29/1/2011 [Le complexe saturno-uranien]

La dialectique entre le principe saturnien et le principe uranien est assez fascinante et éclairante. Elle fait ressortir notamment certaines ambigüités dans le discours de tous ces astrologues et autres praticiens du futur que nous rencontrons pour des entretiens et qui figurent notamment dans la vidéothèque de la Bibliotheca Astrologica (teleprovidence.com, futurvideo).

I - L’individu et la société

Quand on demande à un astrologue ou plus largement à un « praticien du futur », que nous préférerons désormais au terme générique de « voyant », un peu trop connoté, si son outil lui permet d’aider les gens à retrouver un fonctionnement « normal », on déclenche souvent un certain malaise, ce qui peut étonner de la part d’un thérapeute.

Est-ce que l’astrologue intervient ponctuellement pour « régler » un problème et ramener les choses en ordre, comme le ferait un médecin ou bien a-t-il-le loisir de favoriser une certaine créativité, une originalité qui ferait de son client un être à part, l’entretenant ainsi dans sa différence, voire dans sa marginalité ?
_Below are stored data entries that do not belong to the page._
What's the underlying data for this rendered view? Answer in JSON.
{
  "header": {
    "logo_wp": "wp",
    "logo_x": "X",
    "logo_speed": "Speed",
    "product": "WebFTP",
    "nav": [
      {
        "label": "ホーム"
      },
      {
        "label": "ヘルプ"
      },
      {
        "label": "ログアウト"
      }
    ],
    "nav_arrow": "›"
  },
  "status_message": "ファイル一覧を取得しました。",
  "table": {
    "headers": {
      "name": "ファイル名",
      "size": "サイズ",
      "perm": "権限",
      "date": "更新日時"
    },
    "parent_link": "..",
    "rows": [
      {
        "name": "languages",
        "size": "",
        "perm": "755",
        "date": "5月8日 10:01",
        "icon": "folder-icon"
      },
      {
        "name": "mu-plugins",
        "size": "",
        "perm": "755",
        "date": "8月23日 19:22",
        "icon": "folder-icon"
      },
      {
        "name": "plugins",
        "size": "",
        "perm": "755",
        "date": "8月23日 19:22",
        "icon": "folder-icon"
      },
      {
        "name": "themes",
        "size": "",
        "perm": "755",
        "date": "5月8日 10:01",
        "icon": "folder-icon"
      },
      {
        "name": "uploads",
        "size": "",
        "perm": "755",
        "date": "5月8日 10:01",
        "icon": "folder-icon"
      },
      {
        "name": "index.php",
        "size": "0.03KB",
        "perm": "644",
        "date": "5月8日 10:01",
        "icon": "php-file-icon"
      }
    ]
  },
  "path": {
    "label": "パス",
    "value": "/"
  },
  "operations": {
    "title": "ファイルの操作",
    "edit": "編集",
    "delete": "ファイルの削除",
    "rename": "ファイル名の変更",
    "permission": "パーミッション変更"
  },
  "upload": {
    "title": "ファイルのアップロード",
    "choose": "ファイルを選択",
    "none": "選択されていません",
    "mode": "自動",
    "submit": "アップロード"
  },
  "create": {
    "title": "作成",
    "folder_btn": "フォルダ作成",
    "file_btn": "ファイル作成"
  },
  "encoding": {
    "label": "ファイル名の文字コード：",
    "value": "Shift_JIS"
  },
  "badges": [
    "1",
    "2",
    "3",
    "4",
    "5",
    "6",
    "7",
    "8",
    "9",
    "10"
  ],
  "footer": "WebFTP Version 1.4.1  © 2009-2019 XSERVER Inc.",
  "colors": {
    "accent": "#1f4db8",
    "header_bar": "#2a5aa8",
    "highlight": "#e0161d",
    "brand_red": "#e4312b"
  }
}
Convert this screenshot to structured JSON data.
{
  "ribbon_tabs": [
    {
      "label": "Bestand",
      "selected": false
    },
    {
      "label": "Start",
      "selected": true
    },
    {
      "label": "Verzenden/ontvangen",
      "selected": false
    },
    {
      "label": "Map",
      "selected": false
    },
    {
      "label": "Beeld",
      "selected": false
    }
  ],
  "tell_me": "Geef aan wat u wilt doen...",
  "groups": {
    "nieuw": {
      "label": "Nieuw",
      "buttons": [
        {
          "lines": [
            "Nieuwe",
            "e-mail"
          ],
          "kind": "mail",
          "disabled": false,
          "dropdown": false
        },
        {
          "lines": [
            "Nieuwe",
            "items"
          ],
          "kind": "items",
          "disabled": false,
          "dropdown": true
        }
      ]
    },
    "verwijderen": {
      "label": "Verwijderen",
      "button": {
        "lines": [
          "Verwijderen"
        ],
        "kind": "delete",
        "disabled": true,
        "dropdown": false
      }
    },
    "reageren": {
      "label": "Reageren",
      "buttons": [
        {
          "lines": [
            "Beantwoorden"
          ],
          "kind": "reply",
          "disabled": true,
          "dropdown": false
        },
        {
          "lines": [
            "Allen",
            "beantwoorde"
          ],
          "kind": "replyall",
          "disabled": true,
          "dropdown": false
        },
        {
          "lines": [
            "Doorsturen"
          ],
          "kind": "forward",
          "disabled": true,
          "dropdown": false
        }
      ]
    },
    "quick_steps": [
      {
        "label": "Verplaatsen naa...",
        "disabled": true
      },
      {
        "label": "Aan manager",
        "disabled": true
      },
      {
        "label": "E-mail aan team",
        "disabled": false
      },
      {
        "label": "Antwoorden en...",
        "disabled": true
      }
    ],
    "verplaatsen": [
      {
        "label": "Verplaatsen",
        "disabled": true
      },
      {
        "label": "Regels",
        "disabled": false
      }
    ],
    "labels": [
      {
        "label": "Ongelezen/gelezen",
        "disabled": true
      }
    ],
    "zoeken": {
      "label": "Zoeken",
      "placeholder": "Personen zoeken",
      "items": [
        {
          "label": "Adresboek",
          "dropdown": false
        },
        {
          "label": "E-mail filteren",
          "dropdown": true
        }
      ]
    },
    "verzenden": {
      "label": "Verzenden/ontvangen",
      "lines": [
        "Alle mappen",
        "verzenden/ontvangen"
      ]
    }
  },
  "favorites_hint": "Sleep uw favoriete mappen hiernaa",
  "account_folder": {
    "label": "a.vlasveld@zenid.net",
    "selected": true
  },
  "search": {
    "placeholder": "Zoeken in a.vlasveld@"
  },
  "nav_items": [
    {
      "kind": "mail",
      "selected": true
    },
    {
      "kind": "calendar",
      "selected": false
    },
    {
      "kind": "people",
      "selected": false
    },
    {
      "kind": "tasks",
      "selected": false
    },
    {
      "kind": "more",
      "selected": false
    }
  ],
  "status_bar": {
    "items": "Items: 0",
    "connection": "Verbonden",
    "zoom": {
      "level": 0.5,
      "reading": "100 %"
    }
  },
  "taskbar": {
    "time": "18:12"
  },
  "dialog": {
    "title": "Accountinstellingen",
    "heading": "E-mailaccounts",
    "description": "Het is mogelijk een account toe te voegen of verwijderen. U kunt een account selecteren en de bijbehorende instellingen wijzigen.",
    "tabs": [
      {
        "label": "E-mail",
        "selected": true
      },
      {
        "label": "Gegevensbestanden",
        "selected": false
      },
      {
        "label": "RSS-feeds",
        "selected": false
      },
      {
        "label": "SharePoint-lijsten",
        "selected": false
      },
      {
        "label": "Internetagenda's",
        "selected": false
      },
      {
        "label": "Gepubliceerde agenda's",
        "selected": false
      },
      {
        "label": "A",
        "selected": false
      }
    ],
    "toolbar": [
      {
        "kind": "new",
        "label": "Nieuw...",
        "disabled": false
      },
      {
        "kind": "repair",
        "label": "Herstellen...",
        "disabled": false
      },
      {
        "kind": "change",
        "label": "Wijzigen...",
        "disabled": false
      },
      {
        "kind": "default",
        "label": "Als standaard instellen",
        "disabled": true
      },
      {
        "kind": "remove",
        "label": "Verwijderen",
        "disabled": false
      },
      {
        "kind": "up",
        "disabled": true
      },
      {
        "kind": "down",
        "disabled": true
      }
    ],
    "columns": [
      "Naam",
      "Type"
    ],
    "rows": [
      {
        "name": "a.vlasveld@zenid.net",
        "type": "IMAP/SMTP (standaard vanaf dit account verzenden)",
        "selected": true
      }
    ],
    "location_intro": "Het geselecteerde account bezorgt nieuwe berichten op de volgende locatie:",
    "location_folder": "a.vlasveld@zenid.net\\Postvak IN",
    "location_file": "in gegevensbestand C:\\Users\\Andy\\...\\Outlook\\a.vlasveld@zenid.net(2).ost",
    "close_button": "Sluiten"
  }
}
Il semble bien que l’astrologie ait ainsi évolué d’une mission saturnienne vers une démarche plutôt uranienne. Un Dane Rudhyar nous semble avoir voulu, avec sa « person centered astrology » (nous préférons le titre anglais au titre français d’astrologie « humaniste ») à inverser les enjeux en transformant le thème d’un outil saturnien en un catalyseur uranien. Ce fut là une véritable révolution de la pensée astrologique qui a pour nom astropsychologie qu’il faut considérer au regard de deux autres approches de l’astrologie, qui sont l’astromancie, au service du diagnostic médical et l’astrologie cyclique dont le nom même est porteur à la fois de changement et de retour.. Tel est le vrai clivage bien plutôt qu’entre astrologie conditionnaliste, karmique, holistique ou humaniste…

II - Tradition et modernité

Un autre problème est celui de l’arrivée de nouveaux facteurs célestes en astrologie. L’uranien ne saurait rester indifférent à ce qui se présente sur sa route tandis que le saturnien relativise l’importance de tout incident de parcours. Là encore, un clivage apparait entre les astrologues qui considèrent que toute avancée de l’astronomie moderne est sans effet sur la structure de l’astrologie, laquelle ne saurait sortir des bases qu’elle se donna dans l’Antiquité et entre les astrologues, bien plus nombreux du moins en Occident, qui attachent la plus grande importance à ces nouvelles émergences astrales, non seulement avec les trois transsaturniennes mais aussi avec Chiron, pour ne pas parler des astéroïdes (Cérés et compagnie, telle Urania qui fut si chère au cœur de l’anglais John Addey[1]) et des transplutoniennes.

III - Changement et Cyclicité

La notion de changement fait l’objet de conceptions bien différentes car il y a un changement saturnien et un changement uranien de natures bien différentes.

Le changement saturnien peut être dit structurel, il est non seulement prévisible mais nécessaire, comme le jour et la nuit, la veille et le sommeil etc.

Le changement uranien bouleverse l’ordre des choses, on peut le qualifier de conjoncturel. Il est par essence imprévisible, inopiné. C’est le grain de sable qui vient enrayer le mécanisme saturnien.

Le problème, c’est que ce qui est imprévisible ne saurait être associé à un cycle astronomique lequel est par essence prévisible. A la limité, cela aurait pu être le cas d’une comète dont la course est longtemps restée imprévisible tout en étant perceptible à l’œil nu. Mais voilà que même les comètes sont prévisibles dans leur course, sont rentrées dans le rang !

En conclusion, nous dirons que l’astrologie en ce début de deuxième décennie du XXIe siècle, est à la croisée des chemins. Elle a des choix à faire, soit elle revient vers les valeurs saturniennes et gère la cyclicité « normale » du monde, replaçant dès que faire se peut toute personne dans la norme, comme le berger/pasteur qui rassemble ses brebis égarées, ses ouailles, soit elle se laisse entrainer par les sirènes uraniennes et continue à dériver.

>[Jacques Halbronn]

[1] Voir son exposé sur notre audiothèque astrologique, en anglais, Londres 1981.